In 1909, von Laue became a professor of physics at the University of Frankfurt, where he remained until 1912. In 1912, he moved to the University of Zurich, where he continued his work on X-rays and crystal diffraction.

His most famous discovery was the diffraction of X-rays by crystals, which he first proposed in 1912. This discovery laid the foundation for the development of X-ray crystallography as a powerful tool for studying the structure of matter. Von Laue conducted experiments to confirm his theory and used a crystal of zinc blende to diffract X-rays, observing a diffraction pattern that was consistent with his theory.

He also made important contributions to the study of the interaction of X-rays with matter, including the development of techniques for measuring X-ray wavelengths and the scattering of X-rays by electrons. He also studied the properties of X-rays and their applications in fields such as medicine and metallurgy.

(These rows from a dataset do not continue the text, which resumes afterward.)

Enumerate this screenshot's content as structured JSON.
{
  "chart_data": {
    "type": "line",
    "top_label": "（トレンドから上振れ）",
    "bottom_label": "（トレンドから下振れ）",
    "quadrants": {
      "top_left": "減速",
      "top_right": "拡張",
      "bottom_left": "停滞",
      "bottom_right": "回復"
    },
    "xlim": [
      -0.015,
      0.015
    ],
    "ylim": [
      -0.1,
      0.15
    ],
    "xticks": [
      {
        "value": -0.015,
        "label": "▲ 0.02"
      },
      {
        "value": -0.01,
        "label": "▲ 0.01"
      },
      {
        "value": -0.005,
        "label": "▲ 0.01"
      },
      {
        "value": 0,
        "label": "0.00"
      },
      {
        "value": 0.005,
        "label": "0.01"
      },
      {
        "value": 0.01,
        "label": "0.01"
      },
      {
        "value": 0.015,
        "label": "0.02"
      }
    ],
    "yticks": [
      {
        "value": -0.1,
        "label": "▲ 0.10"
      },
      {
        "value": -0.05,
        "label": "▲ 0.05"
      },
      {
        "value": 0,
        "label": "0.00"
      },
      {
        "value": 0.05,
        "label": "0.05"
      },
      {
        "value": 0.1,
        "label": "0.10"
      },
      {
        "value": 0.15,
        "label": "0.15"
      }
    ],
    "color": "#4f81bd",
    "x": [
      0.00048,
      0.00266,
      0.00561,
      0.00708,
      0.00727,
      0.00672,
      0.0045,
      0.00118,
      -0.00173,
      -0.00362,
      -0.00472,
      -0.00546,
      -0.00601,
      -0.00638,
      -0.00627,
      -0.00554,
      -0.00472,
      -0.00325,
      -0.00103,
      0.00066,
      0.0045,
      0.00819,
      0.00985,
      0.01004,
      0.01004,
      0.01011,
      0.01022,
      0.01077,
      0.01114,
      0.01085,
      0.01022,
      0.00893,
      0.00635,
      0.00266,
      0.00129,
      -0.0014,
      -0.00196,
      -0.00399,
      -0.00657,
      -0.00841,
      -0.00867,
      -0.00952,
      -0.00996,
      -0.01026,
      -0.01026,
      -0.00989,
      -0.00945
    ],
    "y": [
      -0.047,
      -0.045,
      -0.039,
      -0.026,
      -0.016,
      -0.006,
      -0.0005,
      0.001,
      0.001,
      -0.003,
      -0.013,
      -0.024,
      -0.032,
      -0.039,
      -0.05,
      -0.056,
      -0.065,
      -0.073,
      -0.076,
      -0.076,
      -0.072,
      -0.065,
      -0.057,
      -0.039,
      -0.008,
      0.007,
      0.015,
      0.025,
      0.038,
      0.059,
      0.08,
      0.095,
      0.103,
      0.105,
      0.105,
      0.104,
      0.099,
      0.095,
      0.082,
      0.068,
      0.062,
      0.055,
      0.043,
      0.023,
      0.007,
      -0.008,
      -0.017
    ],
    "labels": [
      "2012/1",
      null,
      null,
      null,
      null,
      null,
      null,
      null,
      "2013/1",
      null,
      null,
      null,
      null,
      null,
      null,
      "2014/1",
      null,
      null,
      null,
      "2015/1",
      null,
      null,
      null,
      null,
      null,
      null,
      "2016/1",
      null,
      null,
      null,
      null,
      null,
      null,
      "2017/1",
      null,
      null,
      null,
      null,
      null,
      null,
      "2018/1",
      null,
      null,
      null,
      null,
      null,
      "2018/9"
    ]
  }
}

During World War II, von Laue was involved in the German nuclear weapons program, working on the separation of isotopes of uranium. After the war, he worked to rebuild scientific institutions in Germany and to promote international cooperation in science.

Overall, von Laue’s contributions to the field of physics have had a lasting impact, particularly in the field of X-ray crystallography, which has been used to determine the structures of many important molecules, including DNA.

He died on 24 April 1960 in Berlin, Germany.

Award and Legacy

He was awarded the Nobel Prize in Physics in 1914 for his discovery of X-ray diffraction by crystals.

His legacy is most notable in the field of X-ray crystallography. His discovery of X-ray diffraction by crystals revolutionized the study of the structure of matter and has had a profound impact on many fields, including chemistry, biology, and materials science. X-ray crystallography has been used to determine the structures of many important molecules, including proteins, enzymes, and viruses, and has led to the development of new drugs and materials.